I’d like to say life has been really busy lately, but that’s a lie. I guess I’m more preoccupied than busy. My Christmas shopping is almost complete. Life is good.
I ran my first 5k, when it was 15 degrees out, but it was for a good cause, The Make a Wish Foundation.
I watched all the episodes of “Once Upon a Time” which I love. I guess in order to like the show you have to have an imagination and that is something that has always been a large part of my life. I’ve always been a firm believer in the impossible. Now I’m working on the “Revolution” series which is also action packed and interesting.
I read the “Divergent” series by Veronica Roth. I loved the first two books and the third until the end. The ending was terrible… probably the worst ending to a book since the Great Gatsby. It was depressing and selfish of the author. SPOILER ALERT: Tris, the main character, dies leaving behind the man who loves her. After the various times she has overcome death in the end she overcomes the unthinkable, death serum, and then gets shot and dies. WHAT? Like couldn’t you at least let the girl live happily ever after with the man she loves in the ruins of the city they lived in? HELLO..I don’t read books so that they make me depressed and doubtful. I read them because they give me hope, they let me live lives I’ve never dreamed of, see different points of views, and experience things I can’t in this world. Killing the main character was the wrong choice. I wonder what made her make that decision. Why couldn’t she giver her the opportunity to live, killing her didn’t prove any points or add to the book. It almost made me regret reading the series in the first place. It’s like rooting for someone the whole time just to find out at the end when they are so close to freedom that they succumb to their injuries. DUMB.
Sometimes I’m really glad I don’t have a roommate, then there is no one to call me an alcoholic when I enjoy a glass of wine after work every night. Wine has been my best friend these days. Wine, coffee, and books that is.
I enjoyed spending time with my family over Thanksgiving and will enjoy it even more for Christmas in a couple of weeks. My relatives always ask me about why I don’t have a boyfriend and well the answer is not that simple. No one has set me off, no one has made me a better person, I haven’t found the one yet, sometimes I fear I never will. But one thing I’ll never do is settle. And I’m perfectly content with my decision.

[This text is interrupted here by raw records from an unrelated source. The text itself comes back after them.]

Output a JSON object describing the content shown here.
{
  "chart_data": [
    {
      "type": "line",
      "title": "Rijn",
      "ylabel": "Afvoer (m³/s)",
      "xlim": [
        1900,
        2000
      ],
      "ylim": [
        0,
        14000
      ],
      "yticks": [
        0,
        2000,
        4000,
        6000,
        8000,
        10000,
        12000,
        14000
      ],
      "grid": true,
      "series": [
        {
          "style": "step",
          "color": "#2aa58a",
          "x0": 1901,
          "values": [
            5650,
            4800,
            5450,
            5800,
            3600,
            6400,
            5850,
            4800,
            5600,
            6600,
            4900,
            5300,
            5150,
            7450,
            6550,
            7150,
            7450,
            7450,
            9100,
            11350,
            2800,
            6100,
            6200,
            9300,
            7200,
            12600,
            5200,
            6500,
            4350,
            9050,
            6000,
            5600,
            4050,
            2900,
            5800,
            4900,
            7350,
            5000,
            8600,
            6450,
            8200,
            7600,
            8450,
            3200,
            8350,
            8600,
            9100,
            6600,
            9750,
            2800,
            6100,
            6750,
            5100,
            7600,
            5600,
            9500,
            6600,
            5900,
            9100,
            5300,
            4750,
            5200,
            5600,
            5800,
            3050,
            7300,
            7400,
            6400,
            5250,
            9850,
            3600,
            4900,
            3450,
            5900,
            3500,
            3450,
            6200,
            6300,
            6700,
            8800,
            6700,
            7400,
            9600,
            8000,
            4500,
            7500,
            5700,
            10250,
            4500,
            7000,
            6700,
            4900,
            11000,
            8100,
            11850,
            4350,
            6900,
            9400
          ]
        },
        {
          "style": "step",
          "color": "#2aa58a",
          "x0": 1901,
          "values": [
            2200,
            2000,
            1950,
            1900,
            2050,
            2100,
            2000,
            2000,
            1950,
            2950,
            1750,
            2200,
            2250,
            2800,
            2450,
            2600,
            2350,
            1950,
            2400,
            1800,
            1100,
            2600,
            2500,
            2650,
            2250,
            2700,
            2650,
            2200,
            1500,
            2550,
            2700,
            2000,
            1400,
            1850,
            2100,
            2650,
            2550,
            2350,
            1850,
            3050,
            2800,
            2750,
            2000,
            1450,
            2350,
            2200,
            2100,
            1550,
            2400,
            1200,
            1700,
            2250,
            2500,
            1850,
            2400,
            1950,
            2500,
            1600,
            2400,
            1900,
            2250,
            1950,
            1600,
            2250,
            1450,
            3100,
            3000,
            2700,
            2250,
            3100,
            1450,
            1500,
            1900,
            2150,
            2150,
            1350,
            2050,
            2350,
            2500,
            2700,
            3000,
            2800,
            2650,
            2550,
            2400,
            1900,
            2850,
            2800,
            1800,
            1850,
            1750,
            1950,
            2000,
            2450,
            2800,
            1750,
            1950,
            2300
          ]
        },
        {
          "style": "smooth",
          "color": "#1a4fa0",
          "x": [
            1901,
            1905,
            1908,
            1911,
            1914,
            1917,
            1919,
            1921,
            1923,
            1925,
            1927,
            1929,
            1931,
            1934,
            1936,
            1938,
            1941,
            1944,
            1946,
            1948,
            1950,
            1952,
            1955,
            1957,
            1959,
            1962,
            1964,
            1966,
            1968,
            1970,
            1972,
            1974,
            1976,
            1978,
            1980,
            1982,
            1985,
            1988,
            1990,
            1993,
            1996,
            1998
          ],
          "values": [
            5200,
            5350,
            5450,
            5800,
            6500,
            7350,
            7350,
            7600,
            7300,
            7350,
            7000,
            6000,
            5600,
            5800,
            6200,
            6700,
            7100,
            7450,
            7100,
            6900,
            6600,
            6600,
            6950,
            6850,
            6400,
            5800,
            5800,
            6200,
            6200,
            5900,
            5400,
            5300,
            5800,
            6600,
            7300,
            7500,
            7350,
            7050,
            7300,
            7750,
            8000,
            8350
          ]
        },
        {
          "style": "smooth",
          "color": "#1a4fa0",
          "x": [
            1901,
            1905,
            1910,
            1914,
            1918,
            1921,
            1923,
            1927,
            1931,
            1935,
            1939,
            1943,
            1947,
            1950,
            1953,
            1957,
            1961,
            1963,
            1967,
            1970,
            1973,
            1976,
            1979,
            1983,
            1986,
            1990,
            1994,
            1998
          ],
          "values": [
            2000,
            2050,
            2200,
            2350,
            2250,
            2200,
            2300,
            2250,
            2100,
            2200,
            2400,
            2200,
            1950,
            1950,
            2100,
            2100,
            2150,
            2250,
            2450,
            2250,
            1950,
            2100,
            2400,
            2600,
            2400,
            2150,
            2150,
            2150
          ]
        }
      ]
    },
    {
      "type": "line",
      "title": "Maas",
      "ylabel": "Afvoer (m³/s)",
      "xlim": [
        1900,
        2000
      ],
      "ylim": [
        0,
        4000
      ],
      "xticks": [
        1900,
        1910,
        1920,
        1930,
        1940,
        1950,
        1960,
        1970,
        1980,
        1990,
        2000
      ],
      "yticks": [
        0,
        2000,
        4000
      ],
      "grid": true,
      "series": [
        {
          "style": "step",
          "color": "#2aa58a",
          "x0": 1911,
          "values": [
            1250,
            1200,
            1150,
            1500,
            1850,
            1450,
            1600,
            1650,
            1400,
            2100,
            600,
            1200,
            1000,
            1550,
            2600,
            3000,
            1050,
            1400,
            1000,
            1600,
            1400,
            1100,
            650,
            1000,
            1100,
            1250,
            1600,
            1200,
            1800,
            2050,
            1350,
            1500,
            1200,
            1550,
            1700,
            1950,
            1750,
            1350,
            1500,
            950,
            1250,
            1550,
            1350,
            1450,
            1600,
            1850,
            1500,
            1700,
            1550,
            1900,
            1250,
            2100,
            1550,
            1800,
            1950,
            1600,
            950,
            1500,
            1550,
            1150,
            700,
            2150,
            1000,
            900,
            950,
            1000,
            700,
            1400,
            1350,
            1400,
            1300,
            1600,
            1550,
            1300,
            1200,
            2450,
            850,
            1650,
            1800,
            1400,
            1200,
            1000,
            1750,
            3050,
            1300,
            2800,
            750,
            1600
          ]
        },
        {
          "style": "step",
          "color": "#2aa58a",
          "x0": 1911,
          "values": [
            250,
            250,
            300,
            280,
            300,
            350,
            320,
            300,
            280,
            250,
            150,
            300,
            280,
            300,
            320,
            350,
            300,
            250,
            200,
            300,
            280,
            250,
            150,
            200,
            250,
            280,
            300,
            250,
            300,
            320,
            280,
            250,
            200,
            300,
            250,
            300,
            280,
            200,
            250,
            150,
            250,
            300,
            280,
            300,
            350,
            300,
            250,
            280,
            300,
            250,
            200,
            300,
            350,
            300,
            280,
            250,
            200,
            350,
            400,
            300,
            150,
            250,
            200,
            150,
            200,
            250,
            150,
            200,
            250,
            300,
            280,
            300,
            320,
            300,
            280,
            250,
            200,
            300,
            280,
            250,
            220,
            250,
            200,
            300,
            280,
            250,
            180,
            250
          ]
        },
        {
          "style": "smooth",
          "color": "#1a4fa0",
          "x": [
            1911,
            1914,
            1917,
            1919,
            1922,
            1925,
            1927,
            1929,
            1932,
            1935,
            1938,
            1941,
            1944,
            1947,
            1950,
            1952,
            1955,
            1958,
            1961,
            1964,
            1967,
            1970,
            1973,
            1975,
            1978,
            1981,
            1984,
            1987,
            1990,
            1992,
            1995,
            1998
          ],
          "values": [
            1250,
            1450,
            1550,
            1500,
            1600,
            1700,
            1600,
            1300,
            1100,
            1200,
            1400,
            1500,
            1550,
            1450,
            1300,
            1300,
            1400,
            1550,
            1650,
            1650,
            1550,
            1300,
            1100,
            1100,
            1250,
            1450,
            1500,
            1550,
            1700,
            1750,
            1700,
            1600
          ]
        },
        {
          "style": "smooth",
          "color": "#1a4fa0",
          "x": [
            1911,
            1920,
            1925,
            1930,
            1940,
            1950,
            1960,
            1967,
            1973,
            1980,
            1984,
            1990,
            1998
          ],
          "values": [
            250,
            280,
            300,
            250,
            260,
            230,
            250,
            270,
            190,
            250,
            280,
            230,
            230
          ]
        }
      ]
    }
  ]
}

I encourage you to drink more wine, learn new things, experience new emotions, and don’t be afraid to live the life you’ve always wanted. I know there is more to life than a one bedroom apartment and an 8-5 job, I just haven’t found it yet.. but when I do.. I will know.
1) I got new specs.. and I just love them 2) Happy Friendsgiving 3) Make a Wish Foundation 5K
4) The annual Thanksgiving Eve Bar Outing 5) Its crazy what a little mascara & lipstick can do 6) My festive apartment. I heart Christmas!!